Tue, 29 Jun 2010
I had always the impression that Python's capabilities were more-or-less similar to Perl's (minus CPAN, DBI, and minus one-liners). At least this is what Python's proponents are trying to make us believe. Apparently, it is not the case. They are struggling to make the Python interpreter really multithreaded, while I have been runing threaded computations in Perl for at least two or three years now.
Threads in Perl are really simple, and the design - shared nothing unless explicitly declared as such - really helps to write clean and fast programs. Last week I did a massive text-processing application (many individual documents, but summing up the results) on our 24-core server, and I have observed almost linear scaling with increased number of CPUs used.
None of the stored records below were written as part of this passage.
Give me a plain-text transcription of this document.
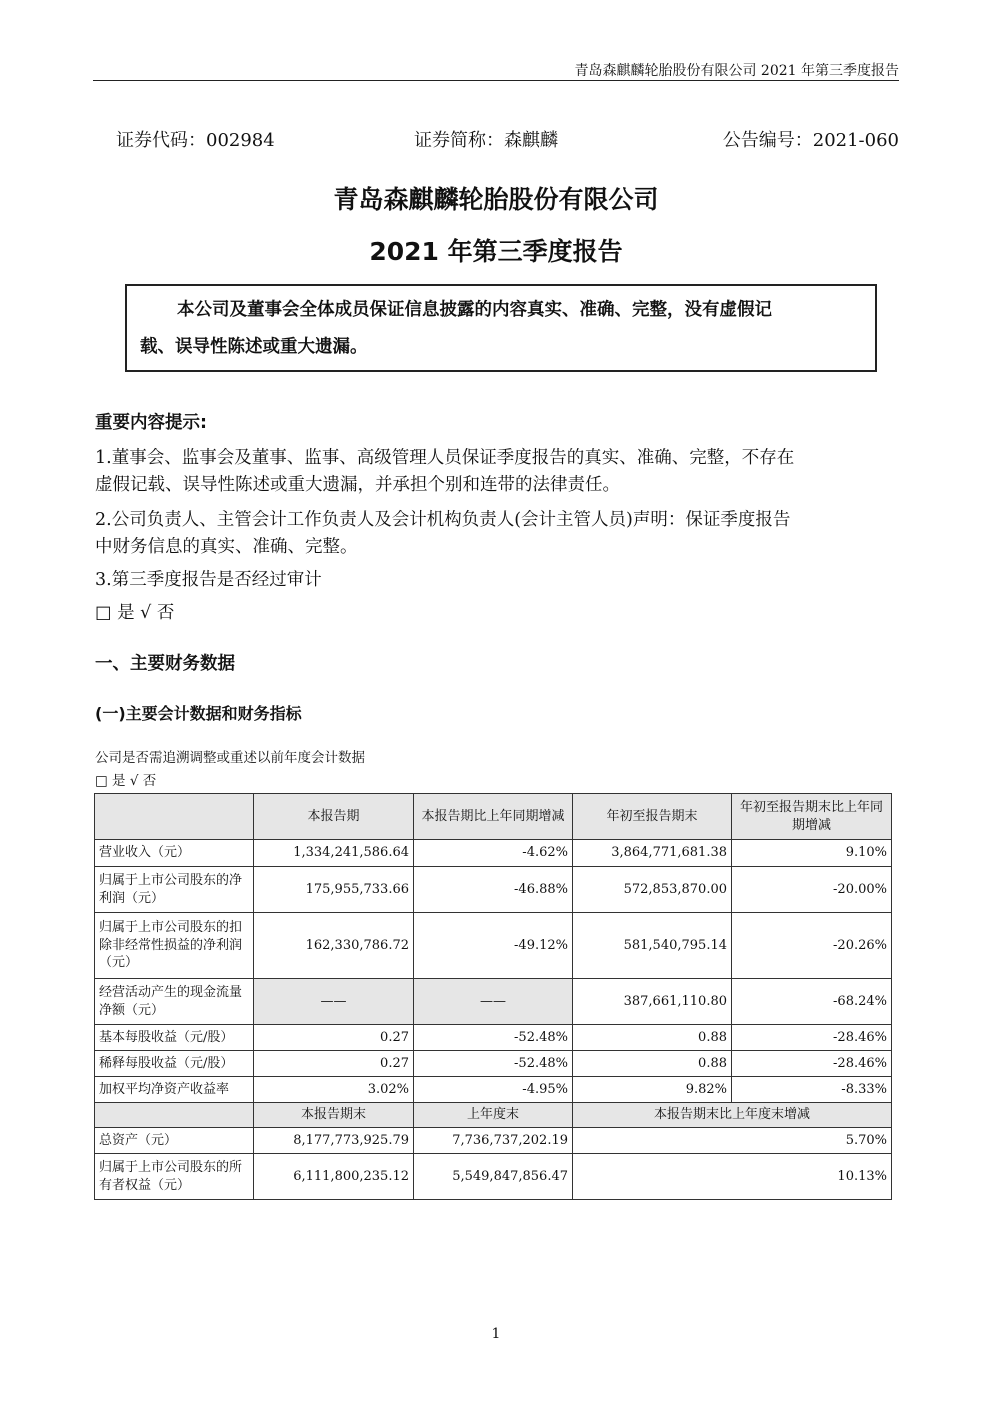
青岛森麒麟轮胎股份有限公司 2021 年第三季度报告
证券代码：002984	证券简称：森麒麟	公告编号：2021-060
青岛森麒麟轮胎股份有限公司
2021 年第三季度报告
本公司及董事会全体成员保证信息披露的内容真实、准确、完整，没有虚假记
载、误导性陈述或重大遗漏。
重要内容提示:
1.董事会、监事会及董事、监事、高级管理人员保证季度报告的真实、准确、完整，不存在
虚假记载、误导性陈述或重大遗漏，并承担个别和连带的法律责任。
2.公司负责人、主管会计工作负责人及会计机构负责人(会计主管人员)声明：保证季度报告
中财务信息的真实、准确、完整。
3.第三季度报告是否经过审计
□ 是 √ 否
一、主要财务数据
(一)主要会计数据和财务指标
公司是否需追溯调整或重述以前年度会计数据
□ 是 √ 否
	本报告期	本报告期比上年同期增减	年初至报告期末	年初至报告期末比上年同期增减
营业收入（元）	1,334,241,586.64	-4.62%	3,864,771,681.38	9.10%
归属于上市公司股东的净利润（元）	175,955,733.66	-46.88%	572,853,870.00	-20.00%
归属于上市公司股东的扣除非经常性损益的净利润（元）	162,330,786.72	-49.12%	581,540,795.14	-20.26%
经营活动产生的现金流量净额（元）	——	——	387,661,110.80	-68.24%
基本每股收益（元/股）	0.27	-52.48%	0.88	-28.46%
稀释每股收益（元/股）	0.27	-52.48%	0.88	-28.46%
加权平均净资产收益率	3.02%	-4.95%	9.82%	-8.33%
	本报告期末	上年度末	本报告期末比上年度末增减	
总资产（元）	8,177,773,925.79	7,736,737,202.19	5.70%	
归属于上市公司股东的所有者权益（元）	6,111,800,235.12	5,549,847,856.47	10.13%	
1
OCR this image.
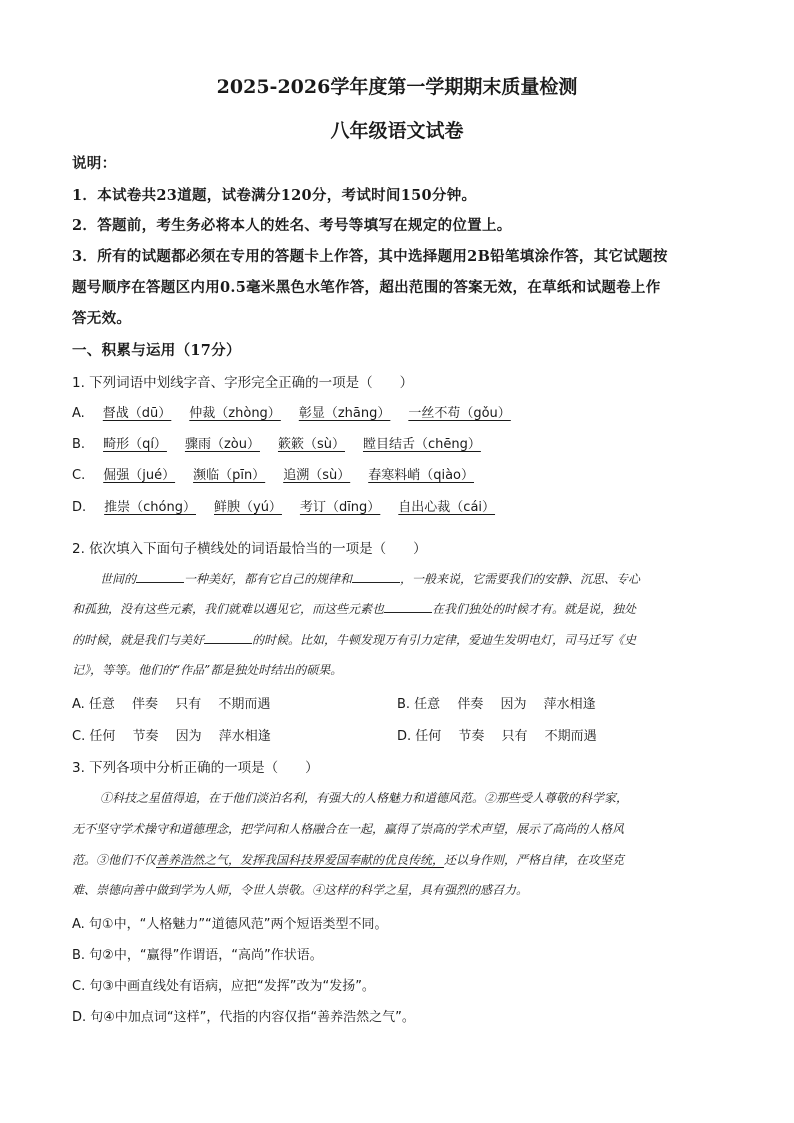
2025-2026学年度第一学期期末质量检测
八年级语文试卷
说明：
1．本试卷共23道题，试卷满分120分，考试时间150分钟。
2．答题前，考生务必将本人的姓名、考号等填写在规定的位置上。
3．所有的试题都必须在专用的答题卡上作答，其中选择题用2B铅笔填涂作答，其它试题按
题号顺序在答题区内用0.5毫米黑色水笔作答，超出范围的答案无效，在草纸和试题卷上作
答无效。
一、积累与运用（17分）
1. 下列词语中划线字音、字形完全正确的一项是（　　）
A. 督战（dū） 仲裁（zhòng） 彰显（zhāng） 一丝不苟（gǒu）
B. 畸形（qí） 骤雨（zòu） 簌簌（sù） 瞠目结舌（chēng）
C. 倔强（jué） 濒临（pīn） 追溯（sù） 春寒料峭（qiào）
D. 推崇（chóng） 鲜腴（yú） 考订（dīng） 自出心裁（cái）
2. 依次填入下面句子横线处的词语最恰当的一项是（　　）
世间的	一种美好，都有它自己的规律和	，一般来说，它需要我们的安静、沉思、专心
和孤独，没有这些元素，我们就难以遇见它，而这些元素也	在我们独处的时候才有。就是说，独处
的时候，就是我们与美好	的时候。比如，牛顿发现万有引力定律，爱迪生发明电灯，司马迁写《史
记》，等等。他们的“作品”都是独处时结出的硕果。
A. 任意　 伴奏　 只有　 不期而遇	B. 任意　 伴奏　 因为　 萍水相逢
C. 任何　 节奏　 因为　 萍水相逢	D. 任何　 节奏　 只有　 不期而遇
3. 下列各项中分析正确的一项是（　　）
①科技之星值得追，在于他们淡泊名利，有强大的人格魅力和道德风范。②那些受人尊敬的科学家，
无不坚守学术操守和道德理念，把学问和人格融合在一起，赢得了崇高的学术声望，展示了高尚的人格风
范。③他们不仅善养浩然之气，发挥我国科技界爱国奉献的优良传统，还以身作则，严格自律，在攻坚克
难、崇德向善中做到学为人师，令世人崇敬。④这样的科学之星，具有强烈的感召力。
A. 句①中，“人格魅力”“道德风范”两个短语类型不同。
B. 句②中，“赢得”作谓语，“高尚”作状语。
C. 句③中画直线处有语病，应把“发挥”改为“发扬”。
D. 句④中加点词“这样”，代指的内容仅指“善养浩然之气”。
The similar case is with Python and UTF-8. Python of course now supports it, but its ease-of-use is still far behind Perl. Another case is FreeBSD: for a long time they have tried to make us believe they are faster and more scalable than Linux (their famous ftp.cdrom.com). But apparently it is not the case and probably never has been, at least in terms of SMP support.
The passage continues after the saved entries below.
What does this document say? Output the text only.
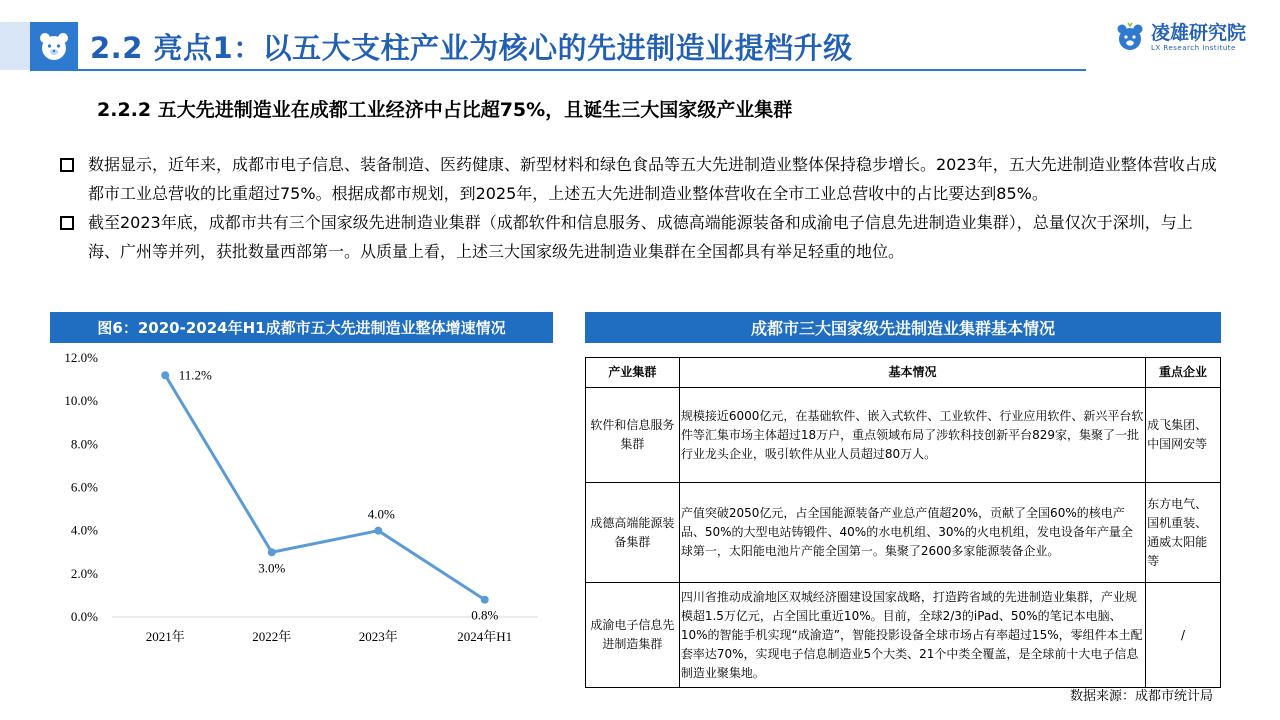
2.2 亮点1：以五大支柱产业为核心的先进制造业提档升级	凌雄研究院
LX Research Institute
2.2.2 五大先进制造业在成都工业经济中占比超75%，且诞生三大国家级产业集群
数据显示，近年来，成都市电子信息、装备制造、医药健康、新型材料和绿色食品等五大先进制造业整体保持稳步增长。2023年，五大先进制造业整体营收占成都市工业总营收的比重超过75%。根据成都市规划，到2025年，上述五大先进制造业整体营收在全市工业总营收中的占比要达到85%。
截至2023年底，成都市共有三个国家级先进制造业集群（成都软件和信息服务、成德高端能源装备和成渝电子信息先进制造业集群），总量仅次于深圳，与上海、广州等并列，获批数量西部第一。从质量上看，上述三大国家级先进制造业集群在全国都具有举足轻重的地位。
图6：2020-2024年H1成都市五大先进制造业整体增速情况
0.0%
2.0%
4.0%
6.0%
8.0%
10.0%
12.0%
2021年	2022年	2023年	2024年H1
11.2%
3.0%
4.0%
0.8%
成都市三大国家级先进制造业集群基本情况
产业集群	基本情况	重点企业
软件和信息服务集群	规模接近6000亿元，在基础软件、嵌入式软件、工业软件、行业应用软件、新兴平台软件等汇集市场主体超过18万户，重点领域布局了涉软科技创新平台829家，集聚了一批行业龙头企业，吸引软件从业人员超过80万人。	成飞集团、中国网安等
成德高端能源装备集群	产值突破2050亿元，占全国能源装备产业总产值超20%，贡献了全国60%的核电产品、50%的大型电站铸锻件、40%的水电机组、30%的火电机组，发电设备年产量全球第一，太阳能电池片产能全国第一。集聚了2600多家能源装备企业。	东方电气、国机重装、通威太阳能等
成渝电子信息先进制造集群	四川省推动成渝地区双城经济圈建设国家战略，打造跨省域的先进制造业集群，产业规模超1.5万亿元，占全国比重近10%。目前，全球2/3的iPad、50%的笔记本电脑、10%的智能手机实现“成渝造”，智能投影设备全球市场占有率超过15%，零组件本土配套率达70%，实现电子信息制造业5个大类、21个中类全覆盖，是全球前十大电子信息制造业聚集地。	/
数据来源：成都市统计局
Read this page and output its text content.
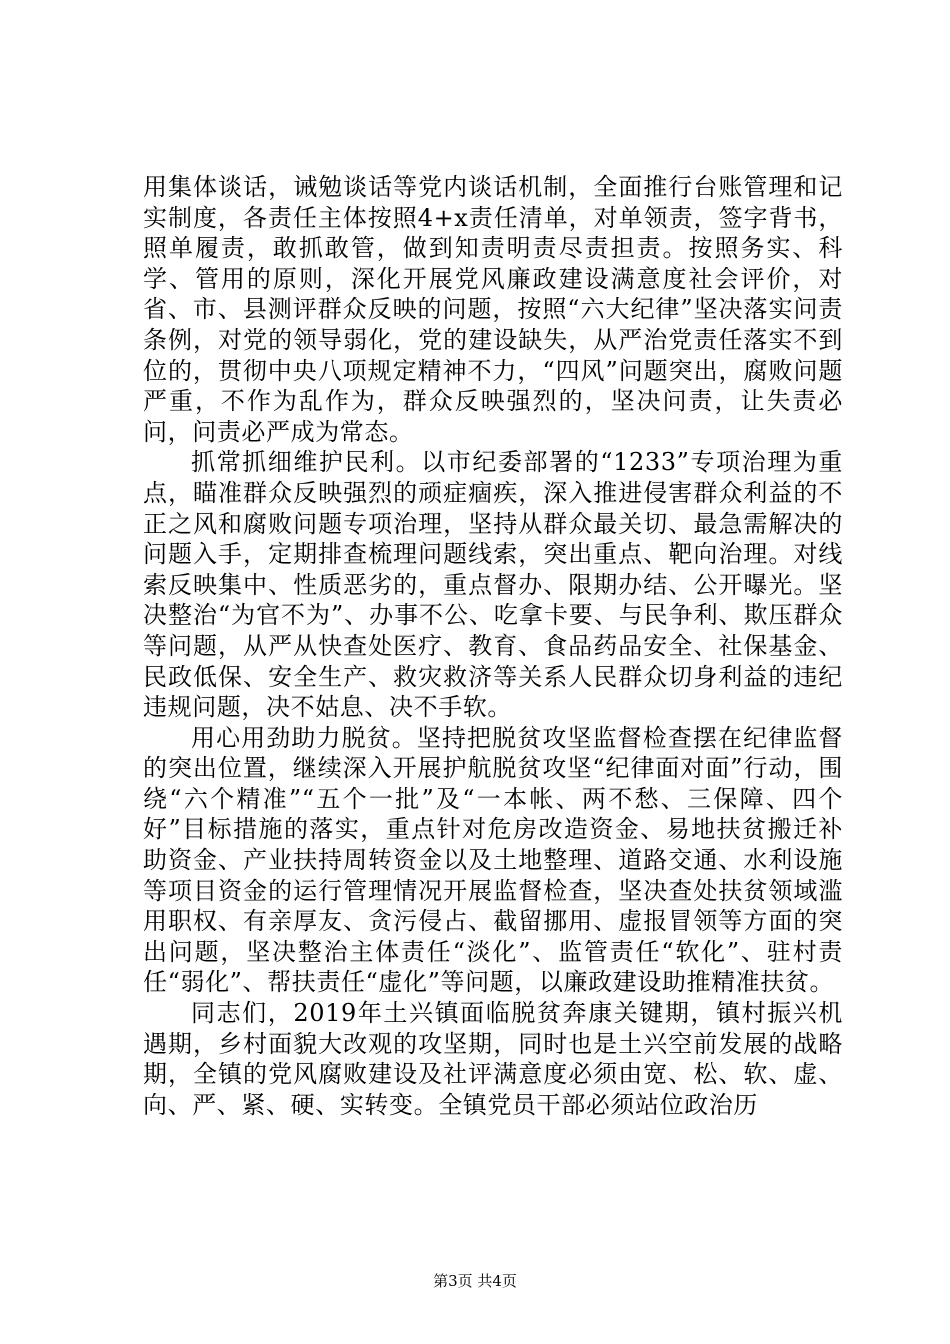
用集体谈话，诫勉谈话等党内谈话机制，全面推行台账管理和记实制度，各责任主体按照4+x责任清单，对单领责，签字背书，照单履责，敢抓敢管，做到知责明责尽责担责。按照务实、科学、管用的原则，深化开展党风廉政建设满意度社会评价，对省、市、县测评群众反映的问题，按照“六大纪律”坚决落实问责条例，对党的领导弱化，党的建设缺失，从严治党责任落实不到位的，贯彻中央八项规定精神不力，“四风”问题突出，腐败问题严重，不作为乱作为，群众反映强烈的，坚决问责，让失责必问，问责必严成为常态。

抓常抓细维护民利。以市纪委部署的“1233”专项治理为重点，瞄准群众反映强烈的顽症痼疾，深入推进侵害群众利益的不正之风和腐败问题专项治理，坚持从群众最关切、最急需解决的问题入手，定期排查梳理问题线索，突出重点、靶向治理。对线索反映集中、性质恶劣的，重点督办、限期办结、公开曝光。坚决整治“为官不为”、办事不公、吃拿卡要、与民争利、欺压群众等问题，从严从快查处医疗、教育、食品药品安全、社保基金、民政低保、安全生产、救灾救济等关系人民群众切身利益的违纪违规问题，决不姑息、决不手软。

用心用劲助力脱贫。坚持把脱贫攻坚监督检查摆在纪律监督的突出位置，继续深入开展护航脱贫攻坚“纪律面对面”行动，围绕“六个精准”“五个一批”及“一本帐、两不愁、三保障、四个好”目标措施的落实，重点针对危房改造资金、易地扶贫搬迁补助资金、产业扶持周转资金以及土地整理、道路交通、水利设施等项目资金的运行管理情况开展监督检查，坚决查处扶贫领域滥用职权、有亲厚友、贪污侵占、截留挪用、虚报冒领等方面的突出问题，坚决整治主体责任“淡化”、监管责任“软化”、驻村责任“弱化”、帮扶责任“虚化”等问题，以廉政建设助推精准扶贫。

同志们，2019年土兴镇面临脱贫奔康关键期，镇村振兴机遇期，乡村面貌大改观的攻坚期，同时也是土兴空前发展的战略期，全镇的党风腐败建设及社评满意度必须由宽、松、软、虚、向、严、紧、硬、实转变。全镇党员干部必须站位政治历

第3页 共4页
I wonder why is it so easy to believe other people's claims, especially when they are experts in a given subject (Python, FreeBSD, etc.).
4 replies for this story:
disorder wrote: perl threads
Since you probably know more about the topic, can you comment on Perl threads? http://justin.harmonize.fm/index.php/2008/09/threading-model-overview/#perl http://search.cpan.org/~jesse/perl-5.12.1/pod/perlthrtut.pod#Performance_considerations http://search.cpan.org/~jesse/perl-5.12.1/pod/perlthrtut.pod#Process-scope_Changes http://search.cpan.org/~jesse/perl-5.12.1/pod/perlthrtut.pod#Thread-Safety_of_System_Libraries It seems that those are more native than Python/Ruby, but not without problems.
Yenya wrote: Re: perl threads
I have read the first two links you have posted, and I think they pretty accurately describe the situation: Perl threads are fast, except for creating new threads, which can have a significant overhead (as opposed to clone(2)). As for the system libraries - well, if the underlying library is not thread safe, one probably should not expect the calling interpreter to make it thread safe by some magic. But all these properties are the properties I write code for anyway, so I don't think they are limiting for my code. And on the other hand, they allow me to easily use all available cores without worrying too much about the synchronization issues.
Matěj Cepl wrote:
Yes, Python threads suck for multi-threaded computation ... they are still quite useful for I/O operations. However, more interesting is your comment on missing DBI ... what's missing from DB-API 2.0 (http://www.python.org/dev/peps/pep-0249/)? It is AFAIK supported for all possible Databases.
Yenya wrote: DB-API
Well, I have not been following Python world lately, but after a quick look at the spec (thanks for the link!): 1. having to deal with cursor objects is IMHO ugly; 2. the prepare() method is missing (and executemany() cannot fully replace it), and 3. the global "paramstyle" option is _really_ ugly. But apart from that, it seems that DB-API is a step in the right direction.